Another important shortcoming in the
literature on this topic is the lack of consensus on whether fasting or
postprandial TAG measurements are a stronger risk factor for CVD. Although
recent research has shown postprandial measurements to be a better indicator of
atherosclerosis, historically, fasting TAG measurements were considered to be a
better indicator and therefore were used more commonly as an outcome measure.
This has resulted in many older studies neglecting to take postprandial
measurements, and consequently there is a lack of postprandial TAG data in
three of the 12 studies included in this review. A larger percentage of studies
in this review measuring postprandial TAGs, compared to studies that measured
fasting TAGs, found evidence of an effect of the fructose intervention on
increased TAG levels compared to the glucose intervention. Since postprandial TAG measurements have been
found by many reviews(8-10) to be more reliable at predicting CVD than fasting
measurements, these studies may be more indicative of the effect of fructose
feeding on increases in TAG levels. Of the five studies in this review
that were longer term, only two of these studies measured postprandial TAGs,
and both found that fructose raised postprandial TAG levels more than glucose(11,
20), although one of them, Bantle et al., with a trial lasting 6 weeks, only
found this result among men and not women(20). Stanhope et al., in 2009, with
an intervention period of 10 weeks, conducted the longest study in this review.
They also measured fasting and postprandial TAG levels, and found a significant
increase for both men and women for postprandial TAG levels, although,
interestingly, this result was not observed for fasting TAGs(11).
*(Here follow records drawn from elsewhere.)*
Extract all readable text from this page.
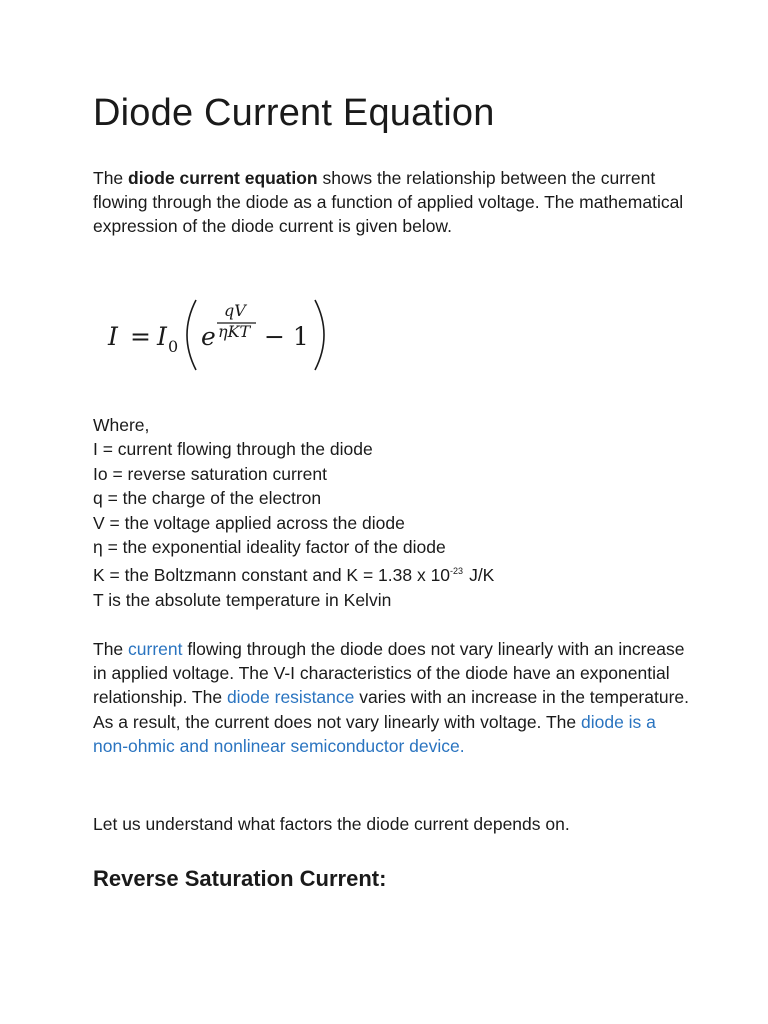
Diode Current Equation

The diode current equation shows the relationship between the current flowing through the diode as a function of applied voltage. The mathematical expression of the diode current is given below.

I = I 0 e
qV
ηKT − 1
Where,
I = current flowing through the diode
Io = reverse saturation current
q = the charge of the electron
V = the voltage applied across the diode
η = the exponential ideality factor of the diode
K = the Boltzmann constant and K = 1.38 x $10^{-23}$ J/K
T is the absolute temperature in Kelvin

The current flowing through the diode does not vary linearly with an increase in applied voltage. The V-I characteristics of the diode have an exponential relationship. The diode resistance varies with an increase in the temperature. As a result, the current does not vary linearly with voltage. The diode is a non-ohmic and nonlinear semiconductor device.

Let us understand what factors the diode current depends on.

Reverse Saturation Current:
There are two additional shortcomings in
the research conducted on this topic to date. Many studies on the effect of
fructose on TAGs were of very short duration. For example, 7 of the 12 studies
in this review lasted for < 1 day. Since fructose exposure is usually
chronic, it is necessary that future research consists of longer trials,
examining the effect that fructose has compared to glucose, over longer time
periods. Also, 10 of the 12 studies here used relatively high doses, comparing
fructose and glucose exposures of
> 100 g/day, or up to 30% of daily energy intake. This makes it
challenging to evaluate the effect that fructose has on TAG levels, compared to
glucose, at more typical intake levels, like those present in average American
diets. Because of this, it is important that future research examines the
effects of fructose at more realistic doses and for longer durations.
In order to accumulate an adequate amount
of evidence to determine whether fructose has a greater effect on TAG levels
than glucose, more high-quality research is needed. It will be necessary to
conduct this research with RCCTs or randomized crossover trials lasting four weeks
or more, containing large enough sample sizes in order to have the necessary
statistical power, measuring postprandial TAGs, and using dosages of fructose
and glucose that are more typical in the standard American diet in order to
determine if fructose is the primary monosaccharide contributing to
hypertriglyceridemia. Additional studies are also necessary in order to
determine whether hypertriglyceridemia is the primary biomarker for atherosclerosis.
If future studies provide conclusive evidence that fructose increases TAG
concentrations more than glucose, both public policies and dietary recommendations
may need to be adjusted. By altering these guidelines, the progression of
dyslipidemia and cardiovascular disease could potentially be reduced.